NGC 6791 Star Cluster stack about 3,5hrs (L 6x600" and 10x300" each RGB) calibrated and stacked and processed in Pixinsight and CS5. 

Full-Res Image

NGC 6791, NASA Astronomy Picture of the Day - 12 Jan 2000

Image Calibration 

Center (RA, Dec): (290.226, 37.769)
Center (RA, hms): 19h 20m 54.273s
Center (Dec, dms): +37° 46' 09.545"
Size: 26.6 x 24.7 arcmin
Radius: 0.302 deg
Pixel scale: 0.947 arcsec/pixel
Orientation: Up is -179 degrees E of N

 

NGC 6791

Distance ~13,300 ly (4078 pc)
Visual Brightness +9.5
Apparent Dimension 16'

 

NGC 6791 is an open star cluster in the Lyra constellation.It was discovered by Friedrich August Theodor Winnecke in 1853. At roughly 8 billion years old, and with an Iron to Hydrogen abundance ratio that is more than twice that of the Sun, it is one of the oldest and most metal-rich clusters in the Milky Way. This is contrary to the typical rule-of-thumb where older means more metal-poor. Compounded with the fact that it has an unusually high population of stars, NGC 6791 is among the most studied clusters in the sky.

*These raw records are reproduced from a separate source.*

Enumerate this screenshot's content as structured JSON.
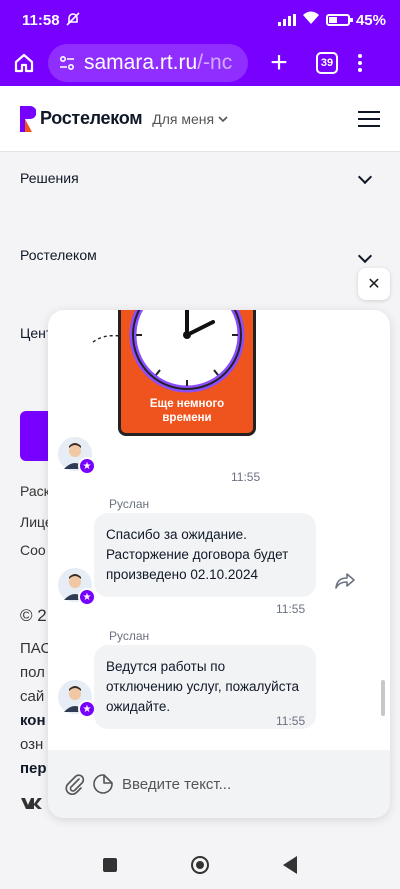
{
  "status_bar": {
    "time": "11:58",
    "battery": "45%"
  },
  "browser": {
    "url_host": "samara.rt.ru",
    "url_path": "/-nc",
    "tab_count": "39"
  },
  "site_header": {
    "logo_text": "Ростелеком",
    "for_me": "Для меня"
  },
  "footer_sections": [
    {
      "label": "Решения"
    },
    {
      "label": "Ростелеком"
    },
    {
      "label": "Цент"
    }
  ],
  "background_fragments": [
    "Раск",
    "Лице",
    "Соо",
    "© 2",
    "ПАС",
    "пол",
    "сай",
    "кон",
    "озн",
    "пер"
  ],
  "chat": {
    "sticker_text_line1": "Еще немного",
    "sticker_text_line2": "времени",
    "messages": [
      {
        "time": "11:55"
      },
      {
        "sender": "Руслан",
        "text": "Спасибо за ожидание. Расторжение договора будет произведено 02.10.2024",
        "time": "11:55"
      },
      {
        "sender": "Руслан",
        "text": "Ведутся работы по отключению услуг, пожалуйста ожидайте.",
        "time": "11:55"
      }
    ],
    "input_placeholder": "Введите текст...",
    "close_label": "✕"
  },
  "colors": {
    "brand": "#7700ff",
    "accent_orange": "#f0541e"
  },
  "icons": [
    "home-icon",
    "tune-icon",
    "plus-icon",
    "tabs-icon",
    "more-icon",
    "hamburger-icon",
    "chevron-down-icon",
    "close-icon",
    "share-icon",
    "attach-icon",
    "sticker-icon"
  ]
}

Among the dimmest stars in the cluster are groups of white dwarfs that are 6 billion years old and another group that appear to be 4 billion years old. The ages are out of sync with those of the cluster's normal stars, which are 8 billion years old. This seeming contradiction in age for this cluster has been studied and a solution proposed with age of about 8 billion years.(source wikiwand)

..."Using NASA's Hubble Space Telescope to study the dimmest stars in the cluster, astronomers uncovered three different age groups. Two of the populations are burned-out stars called white dwarfs. One group of these low-wattage stellar remnants appears to be 6 billion years old, another appears to be 4 billion years old. The ages are out of sync with those of the cluster's normal stars, which are 8 billion years old."...  (credits NASA - click to read the complete article)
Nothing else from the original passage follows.